Construction & Engineering News South Africa

The case for compulsory vaccination in the construction industry

With only around 29% of South Africans vaccinated against Covid-19 (at time of writing) and the threat of a fourth wave of infections looming, the debate around mandatory vaccination in the workplace is heating up. There is, however, a case to be made for compulsory vaccinations in the construction industry.

The Occupational Health and Safety Act stipulates that employers must provide and maintain a safe and healthy working environment, free from risk to employees. This includes putting measures in place to protect employees from infectious disease such as Covid-19. Owing to the nature of work carried out on construction sites, however, social distancing and other hygiene protocols can be difficult to implement and manage.

Consequently, the temptation to cut safety corners to meet tight project deadlines and budgets is very real, but failure by construction industry players to comply with Covid-19 hygiene regulations and protocols could lead to infection breakouts and site shutdowns, which the industry can ill afford.

Recent reports from the Bureau for Economic Research reveal that business confidence in the construction industry is at an all-time low, and many construction companies are struggling to stay afloat in the current bearish economic climate.

Costs of an infection outbreak

While it is important to respect employees’ right to refuse the vaccine on constitutional or medical grounds, these same employees must be made aware of the risk they pose to their colleagues by not being vaccinated.
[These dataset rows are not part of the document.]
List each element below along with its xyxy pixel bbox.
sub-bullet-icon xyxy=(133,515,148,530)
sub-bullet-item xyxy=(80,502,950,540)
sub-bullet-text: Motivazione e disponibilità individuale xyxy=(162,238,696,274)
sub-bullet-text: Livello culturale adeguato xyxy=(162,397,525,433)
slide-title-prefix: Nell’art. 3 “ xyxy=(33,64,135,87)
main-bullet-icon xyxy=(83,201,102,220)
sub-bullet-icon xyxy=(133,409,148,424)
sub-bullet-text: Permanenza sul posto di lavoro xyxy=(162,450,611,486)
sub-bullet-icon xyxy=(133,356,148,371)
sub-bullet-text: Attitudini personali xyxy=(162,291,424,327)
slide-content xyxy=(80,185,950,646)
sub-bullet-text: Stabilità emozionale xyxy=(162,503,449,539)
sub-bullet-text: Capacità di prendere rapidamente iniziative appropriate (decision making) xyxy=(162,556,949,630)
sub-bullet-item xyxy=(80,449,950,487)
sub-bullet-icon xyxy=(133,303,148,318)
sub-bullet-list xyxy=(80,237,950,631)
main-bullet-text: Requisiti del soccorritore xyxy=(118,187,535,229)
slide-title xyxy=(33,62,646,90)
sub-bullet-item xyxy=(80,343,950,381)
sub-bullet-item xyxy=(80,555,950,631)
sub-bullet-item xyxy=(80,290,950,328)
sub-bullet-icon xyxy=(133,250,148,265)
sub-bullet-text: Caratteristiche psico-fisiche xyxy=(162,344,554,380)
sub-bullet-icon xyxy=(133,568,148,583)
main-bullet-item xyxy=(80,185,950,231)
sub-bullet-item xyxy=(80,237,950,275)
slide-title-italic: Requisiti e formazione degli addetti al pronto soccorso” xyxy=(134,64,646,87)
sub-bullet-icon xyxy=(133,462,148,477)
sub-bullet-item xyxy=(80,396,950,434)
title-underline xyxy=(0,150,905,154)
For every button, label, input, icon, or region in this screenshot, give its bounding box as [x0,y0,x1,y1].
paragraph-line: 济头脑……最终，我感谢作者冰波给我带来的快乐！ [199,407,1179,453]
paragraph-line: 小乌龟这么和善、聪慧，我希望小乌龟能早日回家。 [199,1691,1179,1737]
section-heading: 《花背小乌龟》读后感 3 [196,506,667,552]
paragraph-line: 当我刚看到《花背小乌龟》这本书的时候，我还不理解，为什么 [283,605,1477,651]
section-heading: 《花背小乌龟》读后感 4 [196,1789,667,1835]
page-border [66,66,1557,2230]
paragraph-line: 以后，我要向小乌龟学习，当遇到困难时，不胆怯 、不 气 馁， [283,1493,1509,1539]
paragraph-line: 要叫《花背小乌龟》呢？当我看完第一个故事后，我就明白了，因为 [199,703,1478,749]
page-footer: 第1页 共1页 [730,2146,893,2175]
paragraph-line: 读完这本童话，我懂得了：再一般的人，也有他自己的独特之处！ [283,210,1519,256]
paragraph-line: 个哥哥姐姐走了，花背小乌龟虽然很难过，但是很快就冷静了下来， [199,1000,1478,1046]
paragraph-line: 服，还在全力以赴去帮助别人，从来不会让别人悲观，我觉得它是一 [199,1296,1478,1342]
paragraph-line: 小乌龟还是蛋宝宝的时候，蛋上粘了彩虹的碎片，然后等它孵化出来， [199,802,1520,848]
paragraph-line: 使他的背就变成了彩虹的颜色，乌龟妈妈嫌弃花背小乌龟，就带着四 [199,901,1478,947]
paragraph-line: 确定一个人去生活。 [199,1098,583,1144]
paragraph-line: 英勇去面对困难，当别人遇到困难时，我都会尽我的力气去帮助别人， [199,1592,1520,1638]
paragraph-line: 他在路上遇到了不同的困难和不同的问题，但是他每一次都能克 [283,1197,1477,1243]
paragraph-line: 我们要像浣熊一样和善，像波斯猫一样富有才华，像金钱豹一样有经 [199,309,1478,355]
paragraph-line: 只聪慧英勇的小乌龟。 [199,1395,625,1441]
Not only are they placing their co-workers’ health in jeopardy, but there are also the financial risks to consider. Dealing with an infection outbreak is costly – sick leave expenses, labour replacements, work delays or stoppages (depending on the severity of the on-site outbreak) can significantly impact the project budget.

With this in mind, a mandatory vaccination policy would go a long way towards mitigating the spread of infection on construction sites and help ensure that projects are delivered on time and within budget.

Statistical evidence is mounting that the vaccine plays a significant role in preventing hospitalisation and death related to Covid-19. Research done by Discovery indicates that vaccinated people are ‘three times less likely to infect others, four times less likely to end up in high care/ICU and ten times less likely to die compared to unvaccinated individuals’.

In short, the vaccine saves lives, and regardless of whether employers are in favour of or against a mandatory vaccination policy, they have a moral and ethical responsibility to actively encourage their employees to have the vaccination.

Dispelling conspiracy theories, myths

With vaccine hesitancy still a serious concern among South Africans, construction employers need to educate their employees on the benefits of the vaccine and the risks of not being vaccinated, including dispelling conspiracy theories and myths. Employers could invite healthcare professionals to address workforces and encourage employees to ask questions so that any concerns they have can be addressed.

The sooner South Africa’s vaccination rollout is completed, the sooner all lockdown restrictions can be lifted and we can resume our pre-pandemic lives. The construction industry has an integral role to play in this regard. Employers are ideally positioned to address vaccine hesitancy among their employees and should work actively to advance vaccine adoption and accelerate South Africa’s much-needed economic recovery.